« You know, the people in these towns, they’re asleep. All day, at work, at home. They’re sleepwalkers. We wake them up. »
Sorti tout droit de l’imagination foisonnante du belge Bram Bosteels, Kaboom Karavan revient pour un troisième album, déjanté et terrifiant. Après avoir publié en 2011 leur second et très réussi opus Barra Barra, le toujours aussi sombre label Miasmah, géré par Erik K. Skodvin, se charge de cette nouvelle fournée, avec l’habituel Nils Frahm au mastering. Hokus Fokus est disponible depuis fin août et fait suite au percutant Black Tie de Svarte Greiner (ici). Outre ces précédentes parutions, Kaboom Karavan compose régulièrement pour le théâtre, le cinéma, la danse contemporaine, et a notamment collaboré avec Kreng — autre habitué de chez Miasmah — pour la compagnie de théâtre belge Abattoir Fermé. Il a d’ailleurs fait sensation en juin dernier, lors du festival Les Pieds dans les Nuages, qui s’est déroulé dans une chapelle près de Rennes. Sa musique se prêtant aisément à la mise en scène, il faudra ici laisser libre cours à nos cauchemars pour y trouver le support adéquat.

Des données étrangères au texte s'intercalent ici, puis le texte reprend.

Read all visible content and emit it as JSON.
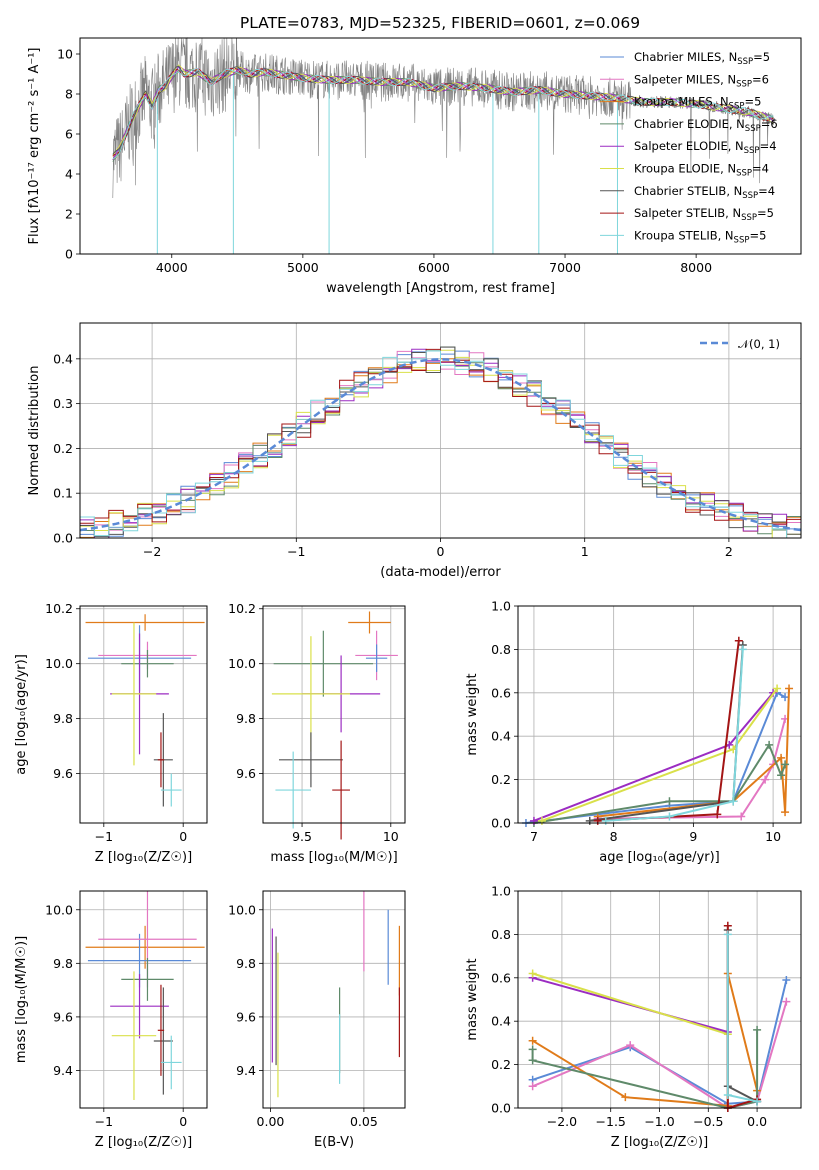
{
  "chart_data": [
    {
      "type": "line",
      "id": "spectrum",
      "title": "PLATE=0783, MJD=52325, FIBERID=0601, z=0.069",
      "xlabel": "wavelength [Angstrom, rest frame]",
      "ylabel": "Flux [fλ10⁻¹⁷ erg cm⁻² s⁻¹ A⁻¹]",
      "xlim": [
        3300,
        8800
      ],
      "ylim": [
        0,
        10.8
      ],
      "xticks": [
        4000,
        5000,
        6000,
        7000,
        8000
      ],
      "yticks": [
        0,
        2,
        4,
        6,
        8,
        10
      ],
      "continuum": {
        "x": [
          3550,
          3600,
          3700,
          3800,
          3850,
          3900,
          3950,
          4000,
          4050,
          4100,
          4200,
          4300,
          4400,
          4500,
          4600,
          4700,
          4800,
          4900,
          5000,
          5200,
          5400,
          5600,
          5800,
          6000,
          6200,
          6400,
          6600,
          6800,
          7000,
          7200,
          7400,
          7600,
          7800,
          8000,
          8200,
          8400,
          8600
        ],
        "y": [
          4.8,
          5.2,
          6.8,
          8.0,
          7.4,
          8.2,
          8.4,
          8.9,
          9.3,
          9.0,
          9.1,
          8.6,
          9.0,
          9.2,
          9.0,
          9.1,
          9.0,
          8.9,
          8.8,
          8.7,
          8.7,
          8.6,
          8.6,
          8.3,
          8.4,
          8.3,
          8.1,
          8.2,
          8.0,
          7.9,
          7.8,
          7.6,
          7.6,
          7.5,
          7.3,
          7.1,
          6.7
        ]
      },
      "dips": [
        {
          "x": 3890,
          "y": 0.0
        },
        {
          "x": 4470,
          "y": 0.0
        },
        {
          "x": 5200,
          "y": 0.0
        },
        {
          "x": 6450,
          "y": 0.0
        },
        {
          "x": 6800,
          "y": 0.0
        },
        {
          "x": 7400,
          "y": 0.0
        }
      ],
      "series": [
        {
          "name": "Chabrier MILES, N",
          "sub": "SSP",
          "nssp": "=5",
          "color": "#5a8ad6"
        },
        {
          "name": "Salpeter MILES, N",
          "sub": "SSP",
          "nssp": "=6",
          "color": "#e377c2"
        },
        {
          "name": "Kroupa MILES, N",
          "sub": "SSP",
          "nssp": "=5",
          "color": "#e07b1a"
        },
        {
          "name": "Chabrier ELODIE, N",
          "sub": "SSP",
          "nssp": "=6",
          "color": "#5f8a6a"
        },
        {
          "name": "Salpeter ELODIE, N",
          "sub": "SSP",
          "nssp": "=4",
          "color": "#9b2cc2"
        },
        {
          "name": "Kroupa ELODIE, N",
          "sub": "SSP",
          "nssp": "=4",
          "color": "#d9e04a"
        },
        {
          "name": "Chabrier STELIB, N",
          "sub": "SSP",
          "nssp": "=4",
          "color": "#555555"
        },
        {
          "name": "Salpeter STELIB, N",
          "sub": "SSP",
          "nssp": "=5",
          "color": "#a31515"
        },
        {
          "name": "Kroupa STELIB, N",
          "sub": "SSP",
          "nssp": "=5",
          "color": "#7fd6dc"
        }
      ],
      "legend": "top-right",
      "grid": false
    },
    {
      "type": "bar",
      "id": "residuals",
      "xlabel": "(data-model)/error",
      "ylabel": "Normed distribution",
      "xlim": [
        -2.5,
        2.5
      ],
      "ylim": [
        0,
        0.48
      ],
      "xticks": [
        -2,
        -1,
        0,
        1,
        2
      ],
      "yticks": [
        0.0,
        0.1,
        0.2,
        0.3,
        0.4
      ],
      "bin_width": 0.1,
      "reference_label": "𝒩(0, 1)",
      "reference_color": "#5a8ad6",
      "legend": "top-right",
      "grid": true
    },
    {
      "type": "scatter",
      "id": "age-vs-Z",
      "xlabel": "Z [log₁₀(Z/Z☉)]",
      "ylabel": "age  [log₁₀(age/yr)]",
      "xlim": [
        -1.3,
        0.3
      ],
      "ylim": [
        9.42,
        10.21
      ],
      "xticks": [
        -1,
        0
      ],
      "yticks": [
        9.6,
        9.8,
        10.0,
        10.2
      ],
      "points": [
        {
          "x": -0.48,
          "y": 10.15,
          "xe": 0.75,
          "ye": 0.03,
          "c": "#e07b1a"
        },
        {
          "x": -0.55,
          "y": 10.02,
          "xe": 0.65,
          "ye": 0.12,
          "c": "#5a8ad6"
        },
        {
          "x": -0.45,
          "y": 10.03,
          "xe": 0.62,
          "ye": 0.05,
          "c": "#e377c2"
        },
        {
          "x": -0.45,
          "y": 10.0,
          "xe": 0.33,
          "ye": 0.05,
          "c": "#5f8a6a"
        },
        {
          "x": -0.55,
          "y": 9.89,
          "xe": 0.37,
          "ye": 0.22,
          "c": "#9b2cc2"
        },
        {
          "x": -0.62,
          "y": 9.89,
          "xe": 0.28,
          "ye": 0.26,
          "c": "#d9e04a"
        },
        {
          "x": -0.25,
          "y": 9.65,
          "xe": 0.12,
          "ye": 0.17,
          "c": "#555555"
        },
        {
          "x": -0.28,
          "y": 9.65,
          "xe": 0.04,
          "ye": 0.1,
          "c": "#a31515"
        },
        {
          "x": -0.15,
          "y": 9.54,
          "xe": 0.13,
          "ye": 0.06,
          "c": "#7fd6dc"
        }
      ],
      "grid": true
    },
    {
      "type": "scatter",
      "id": "age-vs-mass",
      "xlabel": "mass [log₁₀(M/M☉)]",
      "ylabel": "",
      "xlim": [
        9.28,
        10.08
      ],
      "ylim": [
        9.42,
        10.21
      ],
      "xticks": [
        9.5,
        10.0
      ],
      "yticks": [
        9.6,
        9.8,
        10.0,
        10.2
      ],
      "points": [
        {
          "x": 9.88,
          "y": 10.15,
          "xe": 0.12,
          "ye": 0.04,
          "c": "#e07b1a"
        },
        {
          "x": 9.92,
          "y": 10.03,
          "xe": 0.12,
          "ye": 0.09,
          "c": "#e377c2"
        },
        {
          "x": 9.92,
          "y": 10.02,
          "xe": 0.06,
          "ye": 0.05,
          "c": "#5a8ad6"
        },
        {
          "x": 9.62,
          "y": 10.0,
          "xe": 0.28,
          "ye": 0.12,
          "c": "#5f8a6a"
        },
        {
          "x": 9.72,
          "y": 9.89,
          "xe": 0.22,
          "ye": 0.14,
          "c": "#9b2cc2"
        },
        {
          "x": 9.55,
          "y": 9.89,
          "xe": 0.22,
          "ye": 0.21,
          "c": "#d9e04a"
        },
        {
          "x": 9.55,
          "y": 9.65,
          "xe": 0.18,
          "ye": 0.1,
          "c": "#555555"
        },
        {
          "x": 9.72,
          "y": 9.54,
          "xe": 0.05,
          "ye": 0.18,
          "c": "#a31515"
        },
        {
          "x": 9.45,
          "y": 9.54,
          "xe": 0.1,
          "ye": 0.14,
          "c": "#7fd6dc"
        }
      ],
      "grid": true
    },
    {
      "type": "line",
      "id": "mass-weight-vs-age",
      "xlabel": "age  [log₁₀(age/yr)]",
      "ylabel": "mass weight",
      "xlim": [
        6.8,
        10.35
      ],
      "ylim": [
        0,
        1.0
      ],
      "xticks": [
        7,
        8,
        9,
        10
      ],
      "yticks": [
        0.0,
        0.2,
        0.4,
        0.6,
        0.8,
        1.0
      ],
      "series": [
        {
          "c": "#5a8ad6",
          "x": [
            6.9,
            8.7,
            9.5,
            10.05,
            10.15
          ],
          "y": [
            0.0,
            0.08,
            0.1,
            0.6,
            0.58
          ]
        },
        {
          "c": "#e377c2",
          "x": [
            7.8,
            9.6,
            9.9,
            10.0,
            10.15
          ],
          "y": [
            0.02,
            0.03,
            0.2,
            0.27,
            0.48
          ]
        },
        {
          "c": "#e07b1a",
          "x": [
            7.8,
            9.5,
            10.1,
            10.15,
            10.2
          ],
          "y": [
            0.03,
            0.1,
            0.3,
            0.05,
            0.62
          ]
        },
        {
          "c": "#5f8a6a",
          "x": [
            7.0,
            8.7,
            9.5,
            9.95,
            10.1,
            10.15
          ],
          "y": [
            0.0,
            0.1,
            0.1,
            0.36,
            0.22,
            0.27
          ]
        },
        {
          "c": "#9b2cc2",
          "x": [
            7.0,
            9.45,
            10.0
          ],
          "y": [
            0.01,
            0.36,
            0.6
          ]
        },
        {
          "c": "#d9e04a",
          "x": [
            7.1,
            9.5,
            10.05
          ],
          "y": [
            0.01,
            0.34,
            0.62
          ]
        },
        {
          "c": "#555555",
          "x": [
            7.7,
            9.5,
            9.62
          ],
          "y": [
            0.01,
            0.1,
            0.82
          ]
        },
        {
          "c": "#a31515",
          "x": [
            7.8,
            9.3,
            9.57
          ],
          "y": [
            0.01,
            0.04,
            0.84
          ]
        },
        {
          "c": "#7fd6dc",
          "x": [
            7.9,
            8.7,
            9.5,
            9.62
          ],
          "y": [
            0.01,
            0.03,
            0.1,
            0.8
          ]
        }
      ],
      "grid": true
    },
    {
      "type": "scatter",
      "id": "mass-vs-Z",
      "xlabel": "Z [log₁₀(Z/Z☉)]",
      "ylabel": "mass [log₁₀(M/M☉)]",
      "xlim": [
        -1.3,
        0.3
      ],
      "ylim": [
        9.26,
        10.07
      ],
      "xticks": [
        -1,
        0
      ],
      "yticks": [
        9.4,
        9.6,
        9.8,
        10.0
      ],
      "points": [
        {
          "x": -0.48,
          "y": 9.86,
          "xe": 0.75,
          "ye": 0.08,
          "c": "#e07b1a"
        },
        {
          "x": -0.55,
          "y": 9.81,
          "xe": 0.65,
          "ye": 0.1,
          "c": "#5a8ad6"
        },
        {
          "x": -0.45,
          "y": 9.89,
          "xe": 0.62,
          "ye": 0.18,
          "c": "#e377c2"
        },
        {
          "x": -0.45,
          "y": 9.74,
          "xe": 0.33,
          "ye": 0.08,
          "c": "#5f8a6a"
        },
        {
          "x": -0.55,
          "y": 9.64,
          "xe": 0.37,
          "ye": 0.12,
          "c": "#9b2cc2"
        },
        {
          "x": -0.62,
          "y": 9.53,
          "xe": 0.28,
          "ye": 0.24,
          "c": "#d9e04a"
        },
        {
          "x": -0.25,
          "y": 9.51,
          "xe": 0.12,
          "ye": 0.2,
          "c": "#555555"
        },
        {
          "x": -0.28,
          "y": 9.55,
          "xe": 0.04,
          "ye": 0.17,
          "c": "#a31515"
        },
        {
          "x": -0.15,
          "y": 9.43,
          "xe": 0.13,
          "ye": 0.1,
          "c": "#7fd6dc"
        }
      ],
      "grid": true
    },
    {
      "type": "scatter",
      "id": "mass-vs-EBV",
      "xlabel": "E(B-V)",
      "ylabel": "",
      "xlim": [
        -0.004,
        0.072
      ],
      "ylim": [
        9.26,
        10.07
      ],
      "xticks": [
        0.0,
        0.05
      ],
      "xtick_labels": [
        "0.00",
        "0.05"
      ],
      "yticks": [
        9.4,
        9.6,
        9.8,
        10.0
      ],
      "points": [
        {
          "x": 0.003,
          "y": 9.66,
          "ye": 0.24,
          "c": "#555555"
        },
        {
          "x": 0.001,
          "y": 9.68,
          "ye": 0.25,
          "c": "#9b2cc2"
        },
        {
          "x": 0.004,
          "y": 9.57,
          "ye": 0.27,
          "c": "#d9e04a"
        },
        {
          "x": 0.037,
          "y": 9.55,
          "ye": 0.16,
          "c": "#5f8a6a"
        },
        {
          "x": 0.037,
          "y": 9.48,
          "ye": 0.13,
          "c": "#7fd6dc"
        },
        {
          "x": 0.05,
          "y": 9.92,
          "ye": 0.15,
          "c": "#e377c2"
        },
        {
          "x": 0.063,
          "y": 9.86,
          "ye": 0.14,
          "c": "#5a8ad6"
        },
        {
          "x": 0.069,
          "y": 9.81,
          "ye": 0.13,
          "c": "#e07b1a"
        },
        {
          "x": 0.069,
          "y": 9.58,
          "ye": 0.13,
          "c": "#a31515"
        }
      ],
      "grid": true
    },
    {
      "type": "line",
      "id": "mass-weight-vs-Z",
      "xlabel": "Z [log₁₀(Z/Z☉)]",
      "ylabel": "mass weight",
      "xlim": [
        -2.45,
        0.45
      ],
      "ylim": [
        0,
        1.0
      ],
      "xticks": [
        -2.0,
        -1.5,
        -1.0,
        -0.5,
        0.0
      ],
      "xtick_labels": [
        "−2.0",
        "−1.5",
        "−1.0",
        "−0.5",
        "0.0"
      ],
      "yticks": [
        0.0,
        0.2,
        0.4,
        0.6,
        0.8,
        1.0
      ],
      "series": [
        {
          "c": "#5a8ad6",
          "x": [
            -2.3,
            -1.3,
            -0.3,
            0.0,
            0.3
          ],
          "y": [
            0.13,
            0.28,
            0.02,
            0.03,
            0.59
          ]
        },
        {
          "c": "#e377c2",
          "x": [
            -2.3,
            -1.3,
            -0.3,
            0.0,
            0.3
          ],
          "y": [
            0.1,
            0.29,
            0.0,
            0.03,
            0.49
          ]
        },
        {
          "c": "#e07b1a",
          "x": [
            -2.3,
            -1.35,
            -0.3,
            -0.3,
            0.0
          ],
          "y": [
            0.31,
            0.05,
            0.01,
            0.62,
            0.08
          ]
        },
        {
          "c": "#5f8a6a",
          "x": [
            -2.3,
            -2.3,
            -0.3,
            0.0,
            0.0
          ],
          "y": [
            0.27,
            0.22,
            0.0,
            0.03,
            0.36
          ]
        },
        {
          "c": "#9b2cc2",
          "x": [
            -2.3,
            -0.3
          ],
          "y": [
            0.6,
            0.35
          ]
        },
        {
          "c": "#d9e04a",
          "x": [
            -2.3,
            -0.3
          ],
          "y": [
            0.62,
            0.34
          ]
        },
        {
          "c": "#555555",
          "x": [
            -0.3,
            -0.3,
            0.0
          ],
          "y": [
            0.82,
            0.1,
            0.03
          ]
        },
        {
          "c": "#a31515",
          "x": [
            -0.3,
            -0.3,
            0.0
          ],
          "y": [
            0.84,
            0.0,
            0.04
          ]
        },
        {
          "c": "#7fd6dc",
          "x": [
            -0.3,
            -0.3,
            0.0
          ],
          "y": [
            0.8,
            0.06,
            0.03
          ]
        }
      ],
      "grid": true
    }
  ]
}
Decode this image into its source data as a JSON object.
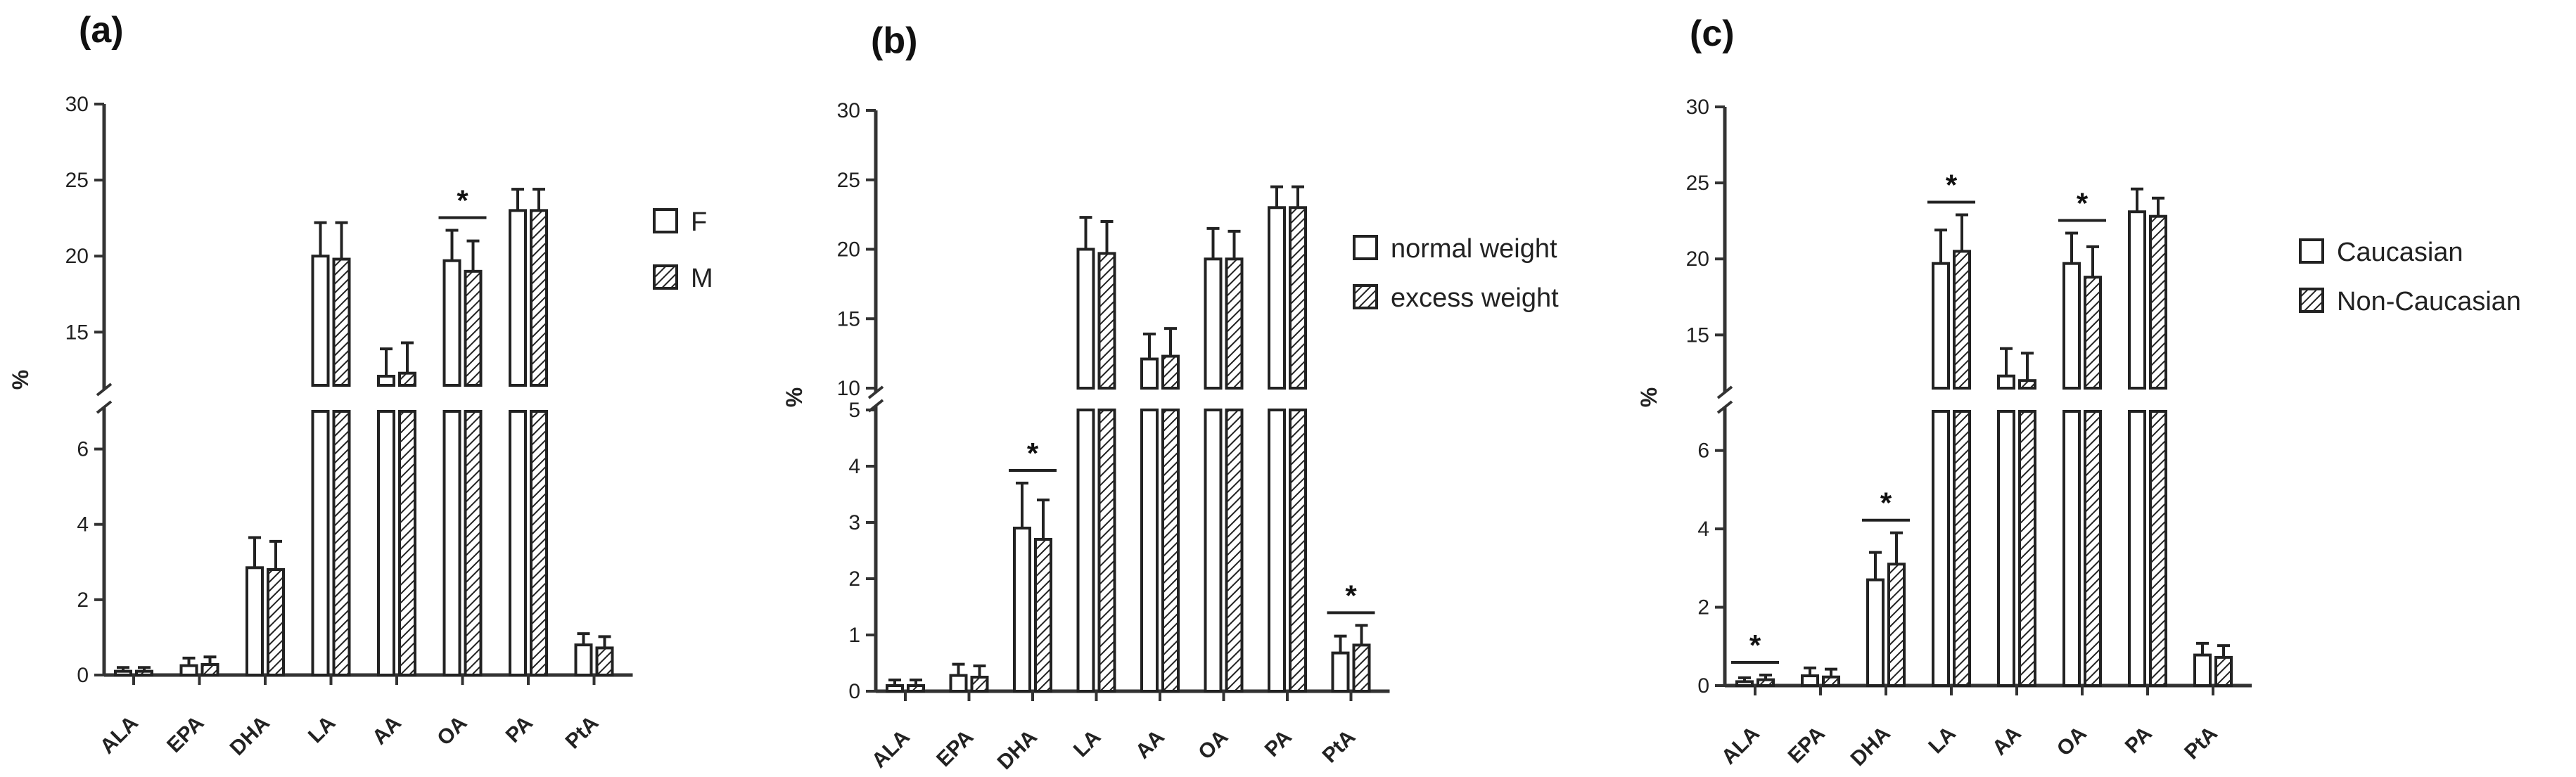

L’album donne d’emblée le ton et installe un décor des plus lugubres avec Kolik. La pleine lune ne vous empêchera pas de vous perdre dans cette forêt mal famée où Kaboom Karavan vous entraîne. Les hurlements d’animaux ne vous rassurent guère, pas plus que le vent dont le souffle vous caresse la nuque. Des branches craquent. Vous ne tentez pas de vous retourner, vous savez déjà qu’ils sont nombreux à vous suivre.
Ce qui suit n’est guère plus apaisant. Omsk vous propulse directement dans une clairière où une troupe itinérante de freaks cannibales semble s’être arrêtée. Les festivités peuvent alors commencer. Au fil des morceaux, Bram Bosteels invoque un nombre impressionnant d’instruments et de sources sonores et crée un univers riche, à la fois détaillé et foutraque, tout en gardant un ensemble très cohérent. Cordes, cuivres, percussions, captations en pagaille (cris d’animaux, râles, hurlements et rires presque humains pour n’en citer que quelques uns) se mêlent pour dépeindre un monde qui captive autant qu’il horrifie.
Alors que vous reprenez un peu votre souffle, des histoires à vous dresser l’échine vous sont contées au coin du feu, sous l’œil moqueur des enfants. Le répit sera de courte durée, Kartoon Kannibal vous emporte en pleine séance de rite sacrificiel dont vous auriez pu être la victime. Déstabilisé, vous déambulez en cherchant vainement une issue, mais ce petit être étrange à la cape bleue et au sourire narquois (de la jaquette) vous emmène à l’enterrement des deux clowns du nouveau film de Alejandro Jodorowsky. Vous trouvez enfin refuge dans la roulotte de Miss Okee, qui vous invite à une session de taromancie, vous laissant entrevoir un avenir — bien évidemment — funeste.
Si l’ambiance n’est pas sans rappeler celle de la défunte et superbe série Carnivàle (d’où provient la citation plus haut), ce nouvel album de Kaboom Karavan dresse avec brio les tableaux hauts en couleur d’un monde étrange, carnavalesque et hostile. Saisissant.
NB : Miasmah profite de cette sortie pour rééditer l’impressionnant premier album de Kaboom Karavan, Short Walk With Olaf, paru chez Umor Rex en 2007 en version digitale, qui bénéficie dorénavant d’un nouveau mastering et d’un pressage en vinyle.